Reconstruction Symposium Concluded

On May 2 and 3, 2019, the U.S. Capitol Historical Society hosted its annual history symposium. This year’s edition, Reconstruction and the Long Reconstruction: 150 Years toward Freedom, concluded a three-year dive into the post-Civil War period of congressional and U.S. history, including explorations of the ways that Reconstruction-era events, policies, and decisions continue to reverberate through the twentieth century and the recent past. Speakers from across the country addressed topics ranging from Grant’s presidency to current conversations about reparations, voting rights, and census questions.

On Thursday, May 2, attendees met at the Hill Center at the Old Naval Hospital for a full day of presentations. The morning session opened with four panelists discussing “Ulysses S. Grant: Presidency and Legacy” with individual talks following through the afternoon.

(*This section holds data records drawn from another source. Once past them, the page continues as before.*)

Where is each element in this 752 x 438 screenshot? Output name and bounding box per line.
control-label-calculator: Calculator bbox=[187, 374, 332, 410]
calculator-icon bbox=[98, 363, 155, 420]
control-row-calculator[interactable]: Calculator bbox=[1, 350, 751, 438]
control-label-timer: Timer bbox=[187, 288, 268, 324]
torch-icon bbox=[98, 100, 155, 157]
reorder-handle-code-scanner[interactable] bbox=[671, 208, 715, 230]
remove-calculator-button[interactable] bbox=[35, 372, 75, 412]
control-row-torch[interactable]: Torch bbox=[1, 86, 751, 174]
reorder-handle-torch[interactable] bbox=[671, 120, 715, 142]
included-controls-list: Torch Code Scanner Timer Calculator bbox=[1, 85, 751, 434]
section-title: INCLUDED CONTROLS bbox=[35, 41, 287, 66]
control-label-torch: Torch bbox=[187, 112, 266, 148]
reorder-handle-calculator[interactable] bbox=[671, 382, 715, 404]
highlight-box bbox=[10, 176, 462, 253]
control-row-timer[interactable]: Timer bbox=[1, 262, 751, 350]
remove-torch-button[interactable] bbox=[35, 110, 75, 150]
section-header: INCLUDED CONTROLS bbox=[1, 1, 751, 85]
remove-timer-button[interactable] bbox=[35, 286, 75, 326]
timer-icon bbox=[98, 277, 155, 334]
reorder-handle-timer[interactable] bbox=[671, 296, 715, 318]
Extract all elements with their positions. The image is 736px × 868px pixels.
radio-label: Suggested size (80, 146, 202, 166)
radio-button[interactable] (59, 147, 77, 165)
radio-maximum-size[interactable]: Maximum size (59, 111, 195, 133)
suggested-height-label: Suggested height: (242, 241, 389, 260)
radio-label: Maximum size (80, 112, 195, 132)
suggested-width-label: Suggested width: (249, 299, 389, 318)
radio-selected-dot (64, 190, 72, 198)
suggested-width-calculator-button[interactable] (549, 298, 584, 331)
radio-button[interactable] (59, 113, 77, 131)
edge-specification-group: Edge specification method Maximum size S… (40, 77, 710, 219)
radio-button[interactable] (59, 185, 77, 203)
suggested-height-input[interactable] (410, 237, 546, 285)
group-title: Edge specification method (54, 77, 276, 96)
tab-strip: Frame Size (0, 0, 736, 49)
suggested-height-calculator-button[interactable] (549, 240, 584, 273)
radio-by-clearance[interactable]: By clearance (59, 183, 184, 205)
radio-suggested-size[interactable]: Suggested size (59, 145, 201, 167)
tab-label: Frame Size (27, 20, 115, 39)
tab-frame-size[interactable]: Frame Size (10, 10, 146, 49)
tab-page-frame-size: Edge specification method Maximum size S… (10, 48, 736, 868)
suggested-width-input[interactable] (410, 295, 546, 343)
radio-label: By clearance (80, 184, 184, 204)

  • Joan Waugh (University of California at Los Angeles) reviewed the election of 1868, when Americans were already debating both the meaning and the memory of the Civil War.
  • Charles W. Calhoun (East Carolina University emeritus) walked through Grant’s attempts to thread the needle of bringing southern states back into the Union and supporting and protecting civil rights for black people.
  • Tim Alan Garrison (Portland State University) covered Grant’s early views on Indians, a summary of his actions as president, and the challenges of understanding those actions.
  • Ryan P. Semmes (Mississippi State University Libraries) explored Grant’s attempts to annex Santo Domingo—one way to connect domestic Reconstruction to U.S. foreign relations.
  • Judith Giesberg (Villanova University) discussed her work on the 1870 census, which included two questions intended to track illegal vote suppression.
  • James J. Broomall (Shepherd University) explored the ways veteran James Hope’s Civil War-related art shifted after an Antietam battlefield reunion in 1888. He identified some of Hope’s sources and argued that his “grisly” artwork portrayed the battlefield differently that contemporaneous popular prints.
  • John David Smith (University of North Carolina at Charlotte) discussed several postwar proposals for and strategies to approve reparations for ex-slaves.
  • Heather Cox Richardson (Boston College) traced the way opponents of civil rights for African-Americans claimed that they were actually opposed to a kind of socialism and redistribution of wealth—language that echoes through the twentieth century to the present.

 


 

The Friday, May 3 session met in the Russell Senate Office Building’s Kennedy Caucus Room. The first two speakers presented a panel on the Supreme Court and Reconstruction and were followed by two additional speakers.

  • Paul Finkelman (Gratz College and symposium director) argued that changes in more immediate postwar laws, especially those that dealt with segregation, the black vote, and black officeholders, represented a “revolution in law” that the Supreme Court rolled back because it was ill-equipped to understand both the revolution and the lives of actual black people.
  • Randall Kennedy (Harvard Law School) detailed the 1875 Civil Rights Act and the Supreme Court’s 1883 decisions that invalidated the “public accommodations” portion of it—which allowed individuals to discriminate against other individuals and remains the case law today (twentieth-century civil rights challenges relied on the commerce clause to challenge segregation). He concluded with a challenge for the audience to do more than learn about these types of decisions, to be aware of and critical of our current law and the way it exists under a pall from the destruction of Reconstruction.
  • Orville Vernon Burton (Clemson University and University of Illinois Urbana-Champaign College of Law) offered a very personal presentation about his experiences as an expert witness in voting rights cases; his role as a historian helps minority plaintiffs meet their burden to establish intent, for instance.
  • Brook Thomas (University of California at Irvine) explored three different twentieth-century portrayals of Andrew Johnson’s impeachment and argued that their common reliance on a 1903 history led to a dubious narrative—still alive today—that Johnson’s impeachment was flawed because it was a partisan, political process.

 

You can find more information about each of these talks by searching #reconstructionhistory or #historytalk on Twitter. The Friday talks appeared on C-SPAN and are available (links above) on C-SPAN’s website. And in the long run, most of these talks will appear in a volume from Ohio University Press collecting the symposium proceedings in 2020 or so.